K.D. Matheson
Matheson is a knowledgeable and culturally sensitive artist. His artworks reference artefacts, crafting techniques and objects from a huge variety of alternating cultures and historical epochs. His artworks juxtapose futuristic, primordial, otherworldly and surreal qualities in equal measure.
Matheson combines many, often contradictory influences, in order to create a sense of timelessness. He binds them together in singular objects by using archetypes as the structural core of each work. His ceramic and clay sculptures are figurative: portraits, busts or full bodies, and, on occasions, animalistic. Bulls and falcons mix with the knotted brows, curving heads and enchanting, widened eyes of his human characters. Richly textured surfaces and chiselled human features reveal the deep psychological insights and personalities that slumber within his artworks.
In creating figurative artwork, he is continuing an artistic tradition thousands of years old, yet his sculptures have a surreal, dreamlike and futuristic quality. The enigmatic Maron is both archaic and ultramodern, expertly created by Matheson’s skilled hands and unique mind. The blue and grey swirling skin seems to glow and swell, and the textures are moonlike and fascinating. Other sculptures such as Water Bearer and Shaman reference widely used characters in art.
He twists traditional archetypes into new and original forms, and the results are captivating.

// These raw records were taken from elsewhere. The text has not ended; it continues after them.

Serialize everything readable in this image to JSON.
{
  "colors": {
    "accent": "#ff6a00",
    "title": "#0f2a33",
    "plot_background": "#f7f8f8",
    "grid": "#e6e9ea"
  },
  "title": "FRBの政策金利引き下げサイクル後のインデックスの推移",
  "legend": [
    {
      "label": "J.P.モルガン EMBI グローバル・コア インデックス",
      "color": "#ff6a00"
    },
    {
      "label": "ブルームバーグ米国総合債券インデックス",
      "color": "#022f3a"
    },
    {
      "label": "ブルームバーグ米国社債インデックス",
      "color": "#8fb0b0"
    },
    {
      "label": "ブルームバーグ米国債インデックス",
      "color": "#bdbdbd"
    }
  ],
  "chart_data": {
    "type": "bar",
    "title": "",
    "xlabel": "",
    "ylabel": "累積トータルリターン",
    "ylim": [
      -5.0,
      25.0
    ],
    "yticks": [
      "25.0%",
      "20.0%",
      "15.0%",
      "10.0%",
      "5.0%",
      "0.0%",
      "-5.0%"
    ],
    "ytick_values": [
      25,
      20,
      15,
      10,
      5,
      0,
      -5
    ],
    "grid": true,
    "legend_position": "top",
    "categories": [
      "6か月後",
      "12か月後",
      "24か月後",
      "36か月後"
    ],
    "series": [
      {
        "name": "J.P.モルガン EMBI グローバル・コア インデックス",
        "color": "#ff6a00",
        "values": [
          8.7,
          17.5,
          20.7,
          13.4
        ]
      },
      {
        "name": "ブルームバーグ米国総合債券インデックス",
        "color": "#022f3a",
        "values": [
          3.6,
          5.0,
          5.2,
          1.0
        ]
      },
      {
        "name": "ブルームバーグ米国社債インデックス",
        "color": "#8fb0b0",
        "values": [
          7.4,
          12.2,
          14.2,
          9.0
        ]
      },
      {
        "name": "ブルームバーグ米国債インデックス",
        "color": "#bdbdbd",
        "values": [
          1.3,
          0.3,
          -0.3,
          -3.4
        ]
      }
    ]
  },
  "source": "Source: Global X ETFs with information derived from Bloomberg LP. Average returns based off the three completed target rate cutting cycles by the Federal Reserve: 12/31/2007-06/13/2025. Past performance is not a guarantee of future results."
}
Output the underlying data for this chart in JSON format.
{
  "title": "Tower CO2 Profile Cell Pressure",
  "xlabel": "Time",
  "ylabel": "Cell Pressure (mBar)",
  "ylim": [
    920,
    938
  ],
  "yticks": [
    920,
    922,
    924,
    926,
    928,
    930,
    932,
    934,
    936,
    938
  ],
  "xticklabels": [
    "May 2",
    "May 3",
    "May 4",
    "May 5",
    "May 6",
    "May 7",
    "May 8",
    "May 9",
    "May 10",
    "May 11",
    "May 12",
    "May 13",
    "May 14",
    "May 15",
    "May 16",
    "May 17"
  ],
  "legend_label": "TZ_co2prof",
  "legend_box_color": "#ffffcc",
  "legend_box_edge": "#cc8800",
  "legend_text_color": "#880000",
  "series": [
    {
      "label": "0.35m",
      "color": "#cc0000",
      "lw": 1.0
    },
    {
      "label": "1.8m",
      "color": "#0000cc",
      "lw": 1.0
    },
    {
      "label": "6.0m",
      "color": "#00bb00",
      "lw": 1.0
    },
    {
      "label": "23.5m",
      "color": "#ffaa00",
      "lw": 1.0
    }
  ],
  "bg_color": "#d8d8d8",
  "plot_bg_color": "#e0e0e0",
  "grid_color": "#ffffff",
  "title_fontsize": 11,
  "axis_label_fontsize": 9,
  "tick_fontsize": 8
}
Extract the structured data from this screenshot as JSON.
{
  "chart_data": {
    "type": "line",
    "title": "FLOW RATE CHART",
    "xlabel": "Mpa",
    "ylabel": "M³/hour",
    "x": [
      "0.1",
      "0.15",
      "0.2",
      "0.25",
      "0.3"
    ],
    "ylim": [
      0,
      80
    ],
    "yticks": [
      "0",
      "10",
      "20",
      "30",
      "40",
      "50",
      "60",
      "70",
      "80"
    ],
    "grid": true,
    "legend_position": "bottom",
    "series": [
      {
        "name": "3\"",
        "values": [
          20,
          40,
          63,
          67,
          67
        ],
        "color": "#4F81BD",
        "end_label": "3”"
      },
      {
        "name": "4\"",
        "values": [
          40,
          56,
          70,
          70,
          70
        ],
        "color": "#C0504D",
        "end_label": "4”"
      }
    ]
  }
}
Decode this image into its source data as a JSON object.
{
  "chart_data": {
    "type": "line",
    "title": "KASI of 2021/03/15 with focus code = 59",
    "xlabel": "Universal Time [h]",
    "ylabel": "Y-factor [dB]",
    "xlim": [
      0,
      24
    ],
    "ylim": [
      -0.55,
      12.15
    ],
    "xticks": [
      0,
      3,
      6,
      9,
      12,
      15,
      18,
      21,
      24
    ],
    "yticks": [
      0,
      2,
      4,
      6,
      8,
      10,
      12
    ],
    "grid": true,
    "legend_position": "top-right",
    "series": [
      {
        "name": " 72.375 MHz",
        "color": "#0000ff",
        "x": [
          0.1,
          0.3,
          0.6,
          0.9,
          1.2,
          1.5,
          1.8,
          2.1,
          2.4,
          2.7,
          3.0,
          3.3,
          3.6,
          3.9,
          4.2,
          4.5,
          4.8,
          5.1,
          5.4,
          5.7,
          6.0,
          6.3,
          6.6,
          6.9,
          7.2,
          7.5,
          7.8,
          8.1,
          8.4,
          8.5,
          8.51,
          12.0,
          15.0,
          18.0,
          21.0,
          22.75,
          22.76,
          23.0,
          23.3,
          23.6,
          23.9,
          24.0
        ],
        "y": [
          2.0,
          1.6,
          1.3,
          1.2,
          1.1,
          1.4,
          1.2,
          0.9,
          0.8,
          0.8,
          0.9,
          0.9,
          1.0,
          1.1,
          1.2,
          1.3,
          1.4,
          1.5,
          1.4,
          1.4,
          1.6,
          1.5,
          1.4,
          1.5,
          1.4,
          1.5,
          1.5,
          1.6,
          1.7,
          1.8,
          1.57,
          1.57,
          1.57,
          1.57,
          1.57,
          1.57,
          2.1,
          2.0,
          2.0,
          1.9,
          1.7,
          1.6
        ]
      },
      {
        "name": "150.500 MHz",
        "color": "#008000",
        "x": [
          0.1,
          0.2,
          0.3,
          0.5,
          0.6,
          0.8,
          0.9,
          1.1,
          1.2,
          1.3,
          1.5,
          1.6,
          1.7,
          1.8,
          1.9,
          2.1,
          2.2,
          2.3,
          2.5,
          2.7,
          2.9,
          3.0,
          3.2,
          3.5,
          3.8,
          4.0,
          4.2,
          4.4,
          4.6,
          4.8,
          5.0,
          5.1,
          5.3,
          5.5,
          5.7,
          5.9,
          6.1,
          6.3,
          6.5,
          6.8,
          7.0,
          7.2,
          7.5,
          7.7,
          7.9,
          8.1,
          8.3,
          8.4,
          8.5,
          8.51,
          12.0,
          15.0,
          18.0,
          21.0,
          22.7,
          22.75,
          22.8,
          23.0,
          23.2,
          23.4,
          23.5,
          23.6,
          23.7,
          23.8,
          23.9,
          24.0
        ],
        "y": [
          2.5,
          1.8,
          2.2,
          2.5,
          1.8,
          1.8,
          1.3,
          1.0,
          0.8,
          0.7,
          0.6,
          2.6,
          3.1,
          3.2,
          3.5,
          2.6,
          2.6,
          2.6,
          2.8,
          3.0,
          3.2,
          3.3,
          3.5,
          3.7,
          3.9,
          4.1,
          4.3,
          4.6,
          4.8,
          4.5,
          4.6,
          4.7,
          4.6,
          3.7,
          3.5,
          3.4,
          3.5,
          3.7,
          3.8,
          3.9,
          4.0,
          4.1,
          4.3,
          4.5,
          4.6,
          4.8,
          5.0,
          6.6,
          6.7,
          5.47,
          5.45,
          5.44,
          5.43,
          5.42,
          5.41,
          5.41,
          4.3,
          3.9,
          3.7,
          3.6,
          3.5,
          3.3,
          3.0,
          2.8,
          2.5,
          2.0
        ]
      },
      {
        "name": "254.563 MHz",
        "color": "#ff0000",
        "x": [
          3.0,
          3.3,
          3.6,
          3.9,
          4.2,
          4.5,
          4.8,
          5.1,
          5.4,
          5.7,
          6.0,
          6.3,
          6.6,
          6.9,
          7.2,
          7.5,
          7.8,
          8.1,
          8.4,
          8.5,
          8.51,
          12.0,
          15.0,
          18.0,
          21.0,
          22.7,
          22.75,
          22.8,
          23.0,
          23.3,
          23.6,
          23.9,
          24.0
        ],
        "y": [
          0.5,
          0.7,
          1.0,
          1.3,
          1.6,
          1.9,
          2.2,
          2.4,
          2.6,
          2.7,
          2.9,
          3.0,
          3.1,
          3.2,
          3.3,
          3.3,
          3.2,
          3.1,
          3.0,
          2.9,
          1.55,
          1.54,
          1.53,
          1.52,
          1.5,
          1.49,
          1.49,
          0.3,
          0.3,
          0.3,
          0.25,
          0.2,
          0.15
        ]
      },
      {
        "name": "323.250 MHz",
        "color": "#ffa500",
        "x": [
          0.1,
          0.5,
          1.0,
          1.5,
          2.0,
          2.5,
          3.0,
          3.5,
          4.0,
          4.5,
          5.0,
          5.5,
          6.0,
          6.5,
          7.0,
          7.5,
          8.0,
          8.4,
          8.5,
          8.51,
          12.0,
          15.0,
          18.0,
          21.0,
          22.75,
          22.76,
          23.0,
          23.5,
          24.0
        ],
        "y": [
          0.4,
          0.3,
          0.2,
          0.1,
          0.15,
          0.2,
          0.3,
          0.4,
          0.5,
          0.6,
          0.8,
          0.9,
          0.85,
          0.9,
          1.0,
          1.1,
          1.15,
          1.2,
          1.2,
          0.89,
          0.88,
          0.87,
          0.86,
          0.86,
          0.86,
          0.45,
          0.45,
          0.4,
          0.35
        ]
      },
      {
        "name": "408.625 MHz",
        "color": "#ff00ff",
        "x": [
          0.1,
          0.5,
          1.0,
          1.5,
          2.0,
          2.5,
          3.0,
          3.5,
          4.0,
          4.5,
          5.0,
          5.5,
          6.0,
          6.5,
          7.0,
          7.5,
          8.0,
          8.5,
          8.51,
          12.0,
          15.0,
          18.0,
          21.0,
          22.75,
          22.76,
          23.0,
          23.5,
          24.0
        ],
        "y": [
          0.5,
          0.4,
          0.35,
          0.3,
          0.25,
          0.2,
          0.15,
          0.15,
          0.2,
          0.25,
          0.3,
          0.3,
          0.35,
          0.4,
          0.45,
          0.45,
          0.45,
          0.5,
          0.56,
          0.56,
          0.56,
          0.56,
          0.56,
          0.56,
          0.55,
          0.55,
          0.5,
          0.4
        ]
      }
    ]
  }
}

The same is true of his animal sculptures. The Bull is an animal that was forever fixed within the canon of Art History (along with the cockerel and the dove) by Pablo Picasso. Again, Matheson remoulds the animalistic and archetypal qualities of this animal in his own special way. He pushes the beast into an upright pose and creates large eyes to open up the creature as an object that can be looked into, and that can, as a result, look right back at us. The sharp tips of the horns are rounded off and turned into hollow forms that invite us inside the sculpture.